Theoretical framework, no empirical data in the original paper.
Market impact parameters (\(\eta\), \(\gamma\)) are estimated from empirical transaction data in practice. For COMEX gold futures, typical estimates: \(\eta \approx 0.01\text{-}0.05\) bps per contract per unit trade rate, \(\gamma \approx 0.001\text{-}0.01\) bps permanent.
The model assumes arithmetic Brownian motion for unaffected prices and linear impact functions.
Extensions by Almgren (2003) add nonlinear temporary impact: \(h(v) = \eta \cdot |v|^{3/5} \cdot \text{sign}(v)\) (the "square root law").

Our Replication Verdict

CONFIRMED -- The framework is the industry standard for execution optimization. For gold and silver futures specifically: (1) Gold (GC) is highly liquid; temporary impact is minimal for positions under 500 contracts. The model is most relevant for large position changes (>1000 contracts) or during low-liquidity windows (Asian session, holidays). (2) Silver (SI) is less liquid; the impact parameters are 3-5x larger than gold's on a per-notional basis. Execution optimization matters more for silver. (3) The linear impact assumption holds well for gold but breaks down for silver during volatile periods (impact is convex). We use the Almgren (2003) square-root extension for silver. (4) The permanent impact component is debatable -- some evidence suggests it's smaller than modeled for precious metals futures due to deep order books.

Signal Mapping

Execution engine (SS5.7).
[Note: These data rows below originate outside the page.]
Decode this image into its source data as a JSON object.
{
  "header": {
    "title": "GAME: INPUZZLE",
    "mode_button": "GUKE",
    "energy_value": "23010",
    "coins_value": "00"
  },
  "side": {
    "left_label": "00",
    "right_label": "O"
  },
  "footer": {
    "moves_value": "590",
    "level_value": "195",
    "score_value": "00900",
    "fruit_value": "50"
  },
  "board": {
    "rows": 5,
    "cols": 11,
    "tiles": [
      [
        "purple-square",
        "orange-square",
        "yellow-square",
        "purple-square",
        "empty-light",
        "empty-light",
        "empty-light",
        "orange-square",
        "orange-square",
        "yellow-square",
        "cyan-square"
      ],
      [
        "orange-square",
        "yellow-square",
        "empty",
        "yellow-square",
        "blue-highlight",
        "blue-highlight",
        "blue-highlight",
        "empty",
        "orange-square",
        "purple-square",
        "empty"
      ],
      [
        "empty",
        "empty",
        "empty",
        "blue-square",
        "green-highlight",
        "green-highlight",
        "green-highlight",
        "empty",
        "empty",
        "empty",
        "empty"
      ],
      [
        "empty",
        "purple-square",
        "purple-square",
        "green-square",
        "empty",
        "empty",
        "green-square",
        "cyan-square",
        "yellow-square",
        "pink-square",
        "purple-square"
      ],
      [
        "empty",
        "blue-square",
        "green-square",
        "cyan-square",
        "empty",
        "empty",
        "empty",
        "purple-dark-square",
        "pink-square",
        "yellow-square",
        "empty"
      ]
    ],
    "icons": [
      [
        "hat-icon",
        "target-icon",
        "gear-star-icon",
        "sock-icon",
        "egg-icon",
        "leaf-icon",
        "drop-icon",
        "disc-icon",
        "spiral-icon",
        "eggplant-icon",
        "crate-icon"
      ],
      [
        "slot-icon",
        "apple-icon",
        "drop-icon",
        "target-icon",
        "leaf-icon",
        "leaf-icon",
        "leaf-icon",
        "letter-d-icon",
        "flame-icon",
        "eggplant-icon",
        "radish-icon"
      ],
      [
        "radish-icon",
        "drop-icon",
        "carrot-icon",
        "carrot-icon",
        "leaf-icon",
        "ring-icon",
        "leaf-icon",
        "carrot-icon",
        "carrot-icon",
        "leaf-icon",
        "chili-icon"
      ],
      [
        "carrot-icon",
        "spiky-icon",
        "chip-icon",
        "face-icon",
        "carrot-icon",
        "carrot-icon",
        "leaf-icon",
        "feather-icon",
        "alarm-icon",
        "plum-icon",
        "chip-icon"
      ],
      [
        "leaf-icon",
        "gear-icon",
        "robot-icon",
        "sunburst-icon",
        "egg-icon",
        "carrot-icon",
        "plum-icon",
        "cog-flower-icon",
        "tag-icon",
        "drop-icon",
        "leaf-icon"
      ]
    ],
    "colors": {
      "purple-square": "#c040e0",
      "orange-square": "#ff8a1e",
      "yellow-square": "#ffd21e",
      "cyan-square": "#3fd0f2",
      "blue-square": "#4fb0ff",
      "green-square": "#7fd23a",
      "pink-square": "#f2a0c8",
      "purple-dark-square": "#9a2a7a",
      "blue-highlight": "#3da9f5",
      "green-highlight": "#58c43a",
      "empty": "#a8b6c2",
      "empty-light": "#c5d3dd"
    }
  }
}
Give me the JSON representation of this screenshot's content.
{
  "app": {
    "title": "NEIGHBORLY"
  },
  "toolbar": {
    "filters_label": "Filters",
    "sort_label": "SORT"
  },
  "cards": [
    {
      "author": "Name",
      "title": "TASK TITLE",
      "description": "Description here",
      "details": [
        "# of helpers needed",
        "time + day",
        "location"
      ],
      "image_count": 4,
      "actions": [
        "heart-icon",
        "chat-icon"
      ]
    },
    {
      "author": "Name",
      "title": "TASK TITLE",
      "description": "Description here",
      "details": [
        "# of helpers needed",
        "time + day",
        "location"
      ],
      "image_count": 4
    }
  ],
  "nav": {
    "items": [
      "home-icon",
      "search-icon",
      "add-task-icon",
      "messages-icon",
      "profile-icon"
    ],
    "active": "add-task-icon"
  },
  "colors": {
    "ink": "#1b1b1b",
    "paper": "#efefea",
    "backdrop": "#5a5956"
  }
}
The Almgren-Chriss trajectory is the core algorithm for all order execution.
Implementation: For each trade, the system computes the optimal trajectory given current volatility (\(\sigma\) from real-time data), estimated impact parameters (calibrated monthly from our execution data), and a risk-aversion parameter (\(\lambda\)) set per strategy.
Trade scheduling: Trend-following signals use lower \(\lambda\) (more willing to trade slowly) while mean-reversion signals use higher \(\lambda\) (need faster execution to capture short-lived dislocations).
Cost attribution: Post-trade, we decompose execution cost into permanent impact, temporary impact, and timing (market drift during execution) for performance attribution.

References

Almgren, R. & Chriss, N. (2000). "Optimal Execution of Portfolio Transactions." Journal of Risk, 3(2), 5-39.
Almgren, R. (2003). "Optimal Execution with Nonlinear Impact Functions and Trading-Enhanced Risk." Applied Mathematical Finance, 10(1), 1-18.
Gatheral, J. (2010). "No-Dynamic-Arbitrage and Market Impact." Quantitative Finance, 10(7), 749-759.
Bouchaud, J.-P., Farmer, J.D. & Lillo, F. (2009). "How Markets Slowly Digest Changes in Supply and Demand." In Handbook of Financial Markets: Dynamics and Evolution, 57-160.